CCM migration

This manual explains how to migrate to using external Cloud Controller Managers for supporting providers.

Cloud Controller Manager (CCM)

The CCM (Cloud Controller Manager) is a Kubernetes control plane component that embeds cloud-specific control logic. There are two different kinds of Cloud controller managers: in-tree and out-of-tree. According to the Kubernetes design proposal, the in-tree code is “code that lives in the core Kubernetes repository k8s.io/kubernetes”, while the out-of-tree code is “code that lives in an external repository outside of k8s.io/kubernetes”.

The first cloud-specific interaction logic was completely in-tree, bringing in a not-negligible amount of problems, among which the dependency of the CCM release cycle from the Kubernetes core release cycle and the difficulty to add new providers to the Kubernetes core code. Then, the Kubernetes community moved toward the out-of-tree implementation by introducing a plugin mechanism that allows different cloud providers to integrate their platforms with Kubernetes.

Out-of-tree CCM migration

Since the Kubernetes community has planned to deprecate and then remove all the code related to in-tree cloud controller managers and the Kubernetes documentation explain how to migrate from in-tree to out-of-tree CCM, KKP itself needed a mechanism to allow users to migrate their clusters to the out-of-tree implementation, as detailed below.
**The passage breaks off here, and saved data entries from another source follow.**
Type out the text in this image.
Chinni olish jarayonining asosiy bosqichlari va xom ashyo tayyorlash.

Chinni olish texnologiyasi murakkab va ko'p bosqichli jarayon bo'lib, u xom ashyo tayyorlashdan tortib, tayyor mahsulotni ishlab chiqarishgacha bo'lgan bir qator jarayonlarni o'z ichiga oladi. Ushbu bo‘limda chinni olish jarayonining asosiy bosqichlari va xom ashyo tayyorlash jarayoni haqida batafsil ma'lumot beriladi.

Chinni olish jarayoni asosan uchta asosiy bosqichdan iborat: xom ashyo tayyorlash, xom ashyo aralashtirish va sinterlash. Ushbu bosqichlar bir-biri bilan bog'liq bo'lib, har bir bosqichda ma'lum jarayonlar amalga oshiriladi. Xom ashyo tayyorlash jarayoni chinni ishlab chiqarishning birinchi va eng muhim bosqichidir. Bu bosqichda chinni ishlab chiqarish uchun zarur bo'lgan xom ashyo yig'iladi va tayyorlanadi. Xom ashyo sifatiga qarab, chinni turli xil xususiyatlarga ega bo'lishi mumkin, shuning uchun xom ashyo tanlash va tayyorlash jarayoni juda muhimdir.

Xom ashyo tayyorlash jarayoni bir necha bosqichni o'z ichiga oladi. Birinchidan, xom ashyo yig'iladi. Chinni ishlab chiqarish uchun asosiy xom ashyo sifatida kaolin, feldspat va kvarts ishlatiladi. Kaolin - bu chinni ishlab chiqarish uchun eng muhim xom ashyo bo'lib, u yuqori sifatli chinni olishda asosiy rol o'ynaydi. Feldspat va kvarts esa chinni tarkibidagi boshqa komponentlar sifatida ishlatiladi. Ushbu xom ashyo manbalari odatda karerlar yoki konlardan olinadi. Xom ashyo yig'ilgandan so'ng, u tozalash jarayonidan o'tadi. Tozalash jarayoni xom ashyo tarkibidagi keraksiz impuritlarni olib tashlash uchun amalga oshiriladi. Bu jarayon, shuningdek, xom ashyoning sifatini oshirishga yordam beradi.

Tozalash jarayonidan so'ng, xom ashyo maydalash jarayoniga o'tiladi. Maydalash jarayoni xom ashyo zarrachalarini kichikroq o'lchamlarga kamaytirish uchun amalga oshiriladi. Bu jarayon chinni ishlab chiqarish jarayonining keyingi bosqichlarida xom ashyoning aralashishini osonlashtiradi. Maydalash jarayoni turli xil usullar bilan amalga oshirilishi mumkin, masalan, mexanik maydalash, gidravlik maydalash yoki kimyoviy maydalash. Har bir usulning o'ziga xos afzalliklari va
The CCM/CSI migration is supported only for the following providers so far:

  • Openstack
  • vSphere

The latest vSphere CSI driver release does not support Kubernetes 1.22, hence it is not possible to upgrade already migrated vSphere clusters to Kubernetes 1.22, migrate existing vSphere 1.22 clusters, and create new vSphere clusters with Kubernetes 1.22 (new clusters are by default controlled by the external CCM).

Enabling the external cloud provider

The migration is specific per user cluster, meaning that it is activated by the externalCloudProvider feature in the cluster spec.

apiVersion: kubermatic.k8s.io/v1
kind: Cluster
metadata:
  name: crh4xbxz5f
spec:
...
  exposeStrategy: NodePort
  features:
    externalCloudProvider: true
  humanReadableName: determined-raman
...

When this feature gets enabled in a cluster belonging to a supported cloud provider, a mutating webhook patches the cluster by adding two different annotations, producing the following cluster:

apiVersion: kubermatic.k8s.io/v1
kind: Cluster
metadata:
  annotations:
    ccm-migration.k8c.io/migration-needed: ""
    csi-migration.k8c.io/migration-needed: ""
  name: crh4xbxz5f
spec:
...
  exposeStrategy: NodePort
  features:
    externalCloudProvider: true
  humanReadableName: determined-raman
...

The addition of the externalCloudProvider feature triggers the following operations:

  • Deployment in the user cluster of the components being part of both the Cloud Controller Manager and the CSI controller manager.
  • Patch of The Machine controller deployment to configure the external cloud provider for the new machines.
  • Addition of a condition related to the ccm migration to the cluster status.

Finalize the CCM migration

The last step to complete the CCM migration is the rolling restart of all the machineDeployments in the user cluster. To do so via cli, simply follow the guide in the machine-controller documentation.

Performing the rolling update of all the machineDeployments implies the deletion of all the machines (hence all the nodes) and their recreation. Since the MachineController has been patched to configure the external cloud provider for the new machines, all the recreated machines will be configured to use the out-of-tree CCM. You can check this condition by verifying that the new machines have the ExternalCloudProvider annotation:

apiVersion: cluster.k8s.io/v1alpha1
kind: Machine
metadata:
  annotations:
    forceRestart: "1627548987807804576"
    v1.kubelet-featuregates.machine-controller.kubermatic.io/RotateKubeletServerCertificate: "true"
    v1.kubelet-flags.machine-controller.kubermatic.io/ExternalCloudProvider: "true"
  creationTimestamp: "2021-07-29T08:56:47Z"
...

Once all the machineDeployments are rolled out, and the new machines have the aforementioned annotation, the cluster condition CSIKubeletMigrationCompleted will be set to true, and the migration is considered completed.

Disabling the external CCM

Since the Kubernetes community is on the way to deprecating in-tree CCM, once the externalCloudProvider feature gets enabled, it cannot be disabled.